Consumer Group Claim #3
“Additionally, using a 400-mile radius to define “local food” defies any reasonable definition of “local.” This definition would allow unregulated foods to be shipped in interstate commerce to distant consumers and businesses. In fact, Mexican producers could even qualify for the exemption and sell food that is not subject to U.S. food safety standards to American consumers. The premise behind these exemptions is that when the food is “local,” consumers have a direct relationship with the farmers and processors, who often sell at roadside stands and farmers’ markets. No such relationship exists when the consumer lives 400 miles away in another state.”
Evidently the groups believe that Congress and the US Department of Agriculture are not adept at defining local food enterprises. The definition itself, included as part of the 2008 Farm Bill, was based on a review of existing local and regional food networks working to improve food and nutritional quality, food access for diverse populations, and environmental performance of the food and agricultural sector.
Senator Tester and the Senate champions of S. 510 wisely chose the statutory and USDA definition of local food enterprise rather than attempting to create a second, FDA-only definition that would confuse the public. One of the major ongoing problems with food safety policy is the multiple agencies involved with different rules and standards and protocols. This time, thankfully, they got it right – two agencies, but the same definition and standard.

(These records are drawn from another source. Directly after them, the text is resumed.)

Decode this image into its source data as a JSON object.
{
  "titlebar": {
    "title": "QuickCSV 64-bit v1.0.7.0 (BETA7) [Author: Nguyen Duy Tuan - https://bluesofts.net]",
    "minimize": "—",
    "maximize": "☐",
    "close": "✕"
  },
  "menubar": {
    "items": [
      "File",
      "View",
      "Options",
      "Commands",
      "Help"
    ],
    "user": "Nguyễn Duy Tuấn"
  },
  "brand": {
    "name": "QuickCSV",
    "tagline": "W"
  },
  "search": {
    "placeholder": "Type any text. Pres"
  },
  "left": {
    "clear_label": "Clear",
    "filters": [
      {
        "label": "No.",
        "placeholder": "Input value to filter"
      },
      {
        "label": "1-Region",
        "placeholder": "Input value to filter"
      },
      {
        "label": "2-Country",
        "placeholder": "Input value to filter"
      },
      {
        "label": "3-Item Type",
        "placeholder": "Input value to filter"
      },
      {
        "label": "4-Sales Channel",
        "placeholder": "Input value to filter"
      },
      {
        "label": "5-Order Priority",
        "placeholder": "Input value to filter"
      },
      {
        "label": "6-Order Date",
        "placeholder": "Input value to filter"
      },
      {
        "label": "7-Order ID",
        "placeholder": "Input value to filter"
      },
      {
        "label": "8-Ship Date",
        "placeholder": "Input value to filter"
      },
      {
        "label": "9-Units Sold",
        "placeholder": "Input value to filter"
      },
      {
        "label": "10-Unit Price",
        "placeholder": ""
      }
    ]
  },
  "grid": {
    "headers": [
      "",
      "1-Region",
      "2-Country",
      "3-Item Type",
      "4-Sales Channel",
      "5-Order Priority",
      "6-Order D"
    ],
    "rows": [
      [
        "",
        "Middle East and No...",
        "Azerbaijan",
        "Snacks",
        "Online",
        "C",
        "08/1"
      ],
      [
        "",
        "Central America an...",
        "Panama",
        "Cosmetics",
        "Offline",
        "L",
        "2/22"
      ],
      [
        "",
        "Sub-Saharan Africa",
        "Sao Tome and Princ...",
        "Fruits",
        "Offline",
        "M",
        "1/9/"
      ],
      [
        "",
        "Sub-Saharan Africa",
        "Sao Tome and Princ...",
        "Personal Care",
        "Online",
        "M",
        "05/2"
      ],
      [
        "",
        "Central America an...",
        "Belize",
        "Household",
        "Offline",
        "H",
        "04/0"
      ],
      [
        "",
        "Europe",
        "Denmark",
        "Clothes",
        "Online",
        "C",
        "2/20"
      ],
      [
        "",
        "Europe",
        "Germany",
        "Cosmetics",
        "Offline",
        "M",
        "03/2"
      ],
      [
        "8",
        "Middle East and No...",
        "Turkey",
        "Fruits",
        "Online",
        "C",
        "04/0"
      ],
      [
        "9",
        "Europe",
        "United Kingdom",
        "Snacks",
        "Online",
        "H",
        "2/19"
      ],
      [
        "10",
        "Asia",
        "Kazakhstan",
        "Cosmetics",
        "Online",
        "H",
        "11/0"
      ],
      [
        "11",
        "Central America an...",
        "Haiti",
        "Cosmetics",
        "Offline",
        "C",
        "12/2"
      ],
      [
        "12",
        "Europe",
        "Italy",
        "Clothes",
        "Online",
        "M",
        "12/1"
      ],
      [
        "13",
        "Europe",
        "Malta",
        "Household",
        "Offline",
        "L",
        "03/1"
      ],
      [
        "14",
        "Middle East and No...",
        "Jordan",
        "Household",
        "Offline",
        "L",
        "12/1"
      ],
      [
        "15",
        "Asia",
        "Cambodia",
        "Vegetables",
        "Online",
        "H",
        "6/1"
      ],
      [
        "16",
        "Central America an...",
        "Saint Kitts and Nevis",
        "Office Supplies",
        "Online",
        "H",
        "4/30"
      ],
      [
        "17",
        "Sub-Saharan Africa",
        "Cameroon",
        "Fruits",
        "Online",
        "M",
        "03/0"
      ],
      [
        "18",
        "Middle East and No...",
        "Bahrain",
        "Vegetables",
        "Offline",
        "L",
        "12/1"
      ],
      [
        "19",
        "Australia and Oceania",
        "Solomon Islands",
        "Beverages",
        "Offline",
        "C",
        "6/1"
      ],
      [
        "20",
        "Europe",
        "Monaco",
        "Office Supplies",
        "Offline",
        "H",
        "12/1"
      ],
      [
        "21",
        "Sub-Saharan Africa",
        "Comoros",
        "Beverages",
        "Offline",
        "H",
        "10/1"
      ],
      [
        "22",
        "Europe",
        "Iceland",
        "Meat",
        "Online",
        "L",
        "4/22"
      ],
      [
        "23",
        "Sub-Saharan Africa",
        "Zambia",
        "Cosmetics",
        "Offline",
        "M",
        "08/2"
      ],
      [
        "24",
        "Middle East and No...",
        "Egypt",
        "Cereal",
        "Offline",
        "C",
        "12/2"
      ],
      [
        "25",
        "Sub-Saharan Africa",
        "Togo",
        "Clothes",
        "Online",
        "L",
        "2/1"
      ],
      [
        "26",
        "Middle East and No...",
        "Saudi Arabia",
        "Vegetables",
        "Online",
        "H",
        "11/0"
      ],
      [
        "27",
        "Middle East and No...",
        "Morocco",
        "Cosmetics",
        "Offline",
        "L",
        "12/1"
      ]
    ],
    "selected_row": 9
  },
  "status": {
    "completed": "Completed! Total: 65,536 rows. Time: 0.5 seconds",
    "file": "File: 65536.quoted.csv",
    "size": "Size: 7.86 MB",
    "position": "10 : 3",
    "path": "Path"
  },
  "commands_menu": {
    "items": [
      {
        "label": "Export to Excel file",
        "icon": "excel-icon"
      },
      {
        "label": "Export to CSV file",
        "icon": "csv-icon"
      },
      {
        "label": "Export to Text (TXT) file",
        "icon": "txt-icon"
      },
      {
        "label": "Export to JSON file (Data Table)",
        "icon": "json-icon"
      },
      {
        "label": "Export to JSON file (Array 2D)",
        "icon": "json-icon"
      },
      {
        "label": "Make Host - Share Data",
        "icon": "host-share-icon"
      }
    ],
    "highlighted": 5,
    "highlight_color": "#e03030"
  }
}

And again, regardless of the specifics of the definition, FDA needs to concentrate its limited resources on farms and other facilities that pose the most risk in terms of geographic coverage and sheer numbers of consumers affected. In that light, reformulating regulatory requirements for smaller actors to free up FDA time and resources for major widespread problems will serve to increase net positive food safety outcomes.
Consumer Group Claim #4
“It is unclear if the $500,000 criterion is appropriate; we need to know what percentage of sales of fresh produce, and of FDA-regulated processed foods, firms of this size and smaller represent. Rather than setting a specific dollar amount in the statute, the Tester amendment should, instead, direct FDA to conduct an analysis of these two markets and determine an appropriate sales volume criterion for any exemption or modified requirements.”
This claim is nothing short of stunning. Indeed, NSAC and other proponents of the important provisions in the Manager’s amendment and in the Tester-Hagan amendment have been saying for the past two years that we need to know the reach and impact of the food safety legislation on farms. The Tester-Hagan amendment, to its great credit, in fact will require FDA, for the first time, to do exactly that analysis, together with USDA. Normal legislative process would have the homework done first, and then, based on the facts, craft appropriate policies. In the case of the pending food safety bill, the process is unfortunately proceeding the other way around. But this is not the fault of Senators Tester and Hagan or the proponents of the amendment. It is a fault with the overall process and the lack of attention given to the situation by FDA and the federal government. The consumer groups should be applauding the amendment for finally requiring a careful and comprehensive study, so that, for instance, FDA will not in the future say, as they did last year, that they simply do not know how many farms they should or would be regulating under current law or under S. 510.
The National Sustainable Agriculture Coalition is a grassroots alliance that advocates for federal policy reform supporting the long-term social, economic, and environmental sustainability of agriculture, natural resources, and rural communities.